Given the prominence of multi-class classification, and the fact that many of these involve class imbalance, an important next step for this research is to study how best to apply the framework to multi-class problems. Can it be applied in an organic way rather than breaking the task into a set of one versus one or one versus all problems, as is often done. Fecker et al. (2013) proposed the use of Gaussian mixture models for modelling and generating joint distribution of an imbalanced binary class problem. Their method involved modelling and generating from the joint distribution, and then apply applying an assignment rule to label the data for use in the induction of the classifier. Although their specific method was proposed for binary classification and is inappropriate for data that conforms to the manifold property, it suggests a potential means of extending our framework to imbalanced multi-class classification.

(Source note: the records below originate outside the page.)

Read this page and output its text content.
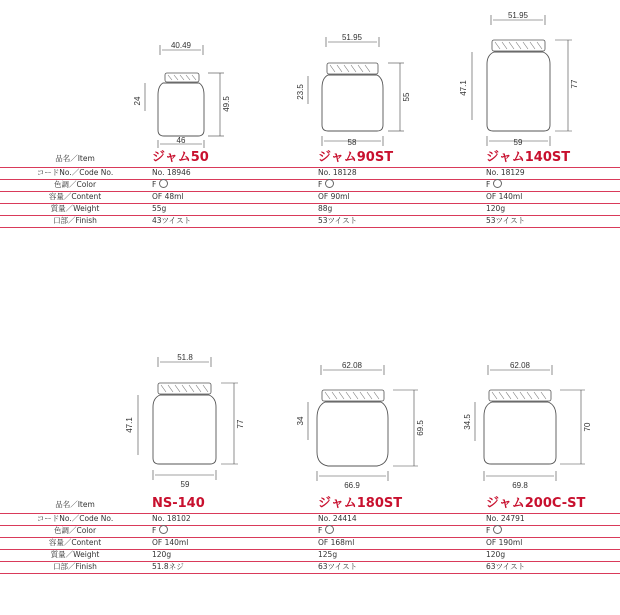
40.49
24	49.5
46
51.95
23.5	55
58
51.95
47.1	77
59
品名／Item	ジャム50	ジャム90ST	ジャム140ST
コードNo.／Code No.	No. 18946	No. 18128	No. 18129
色調／Color	F	F	F
容量／Content	OF 48ml	OF 90ml	OF 140ml
質量／Weight	55g	88g	120g
口部／Finish	43ツイスト	53ツイスト	53ツイスト
51.8
47.1	77
59
62.08
34	69.5
66.9
62.08
34.5	70
69.8
品名／Item	NS-140	ジャム180ST	ジャム200C-ST
コードNo.／Code No.	No. 18102	No. 24414	No. 24791
色調／Color	F	F	F
容量／Content	OF 140ml	OF 168ml	OF 190ml
質量／Weight	120g	125g	120g
口部／Finish	51.8ネジ	63ツイスト	63ツイスト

Deep learning algorithms have been extremely successful in a wide variety of domains, such as speech and object recognition, drug discovery and genomics. They has, indeed, been at the nexus of exciting developments in machine learning for the last few years. To be effective, however, deep learning algorithms require large datasets for training. This places a significant limit on where and when the power of deep learning can be leveraged. We see manifold-based synthetic oversampling as having the potential to generate additional training instances for deep learning, thereby broadening the scope of applicable domains. Moreover, since many of the deep learning algorithms are based on artificial neural networks that are related to DAEs, we question if the synthetic oversampling process cannot be built into deep nets in a manner that enables bootstrapping based on examples that they themselves generated.

9 Conclusion

Our research into the imbalanced classification of gamma-ray spectra with the Radiation Protection Bureau at Health Canada led us to consider how to appropriately synthesize the minority class for this particular domain. This study led us to understand the negative impacts of conformance to the manifold property on the state-of-the-art in synthetic oversampling. We have shown that ignoring this leads to instances being generated in erroneous regions of the data space.

We proposed a general framework for manifold-based synthetic oversampling that first assesses the conformance to the manifold property in order to aid in selecting an appropriate method. The framework is then applied to model and generate additional training samples that spread along the embedded probability density; this leads to more realistic synthetic samples. As a result of the proposed framework, we were able to improve the AUC results on all three of our key gamma-ray spectral classification domains. In addition, we demonstrated that our method is highly beneficial to challenging image classification tasks that commonly appear in the manifold learning and deep learning literature. Finally, we employed 16 benchmark datasets from the UCI repository to show, generally, that our framework leads to improved AUC results when the data conforms to the manifold property.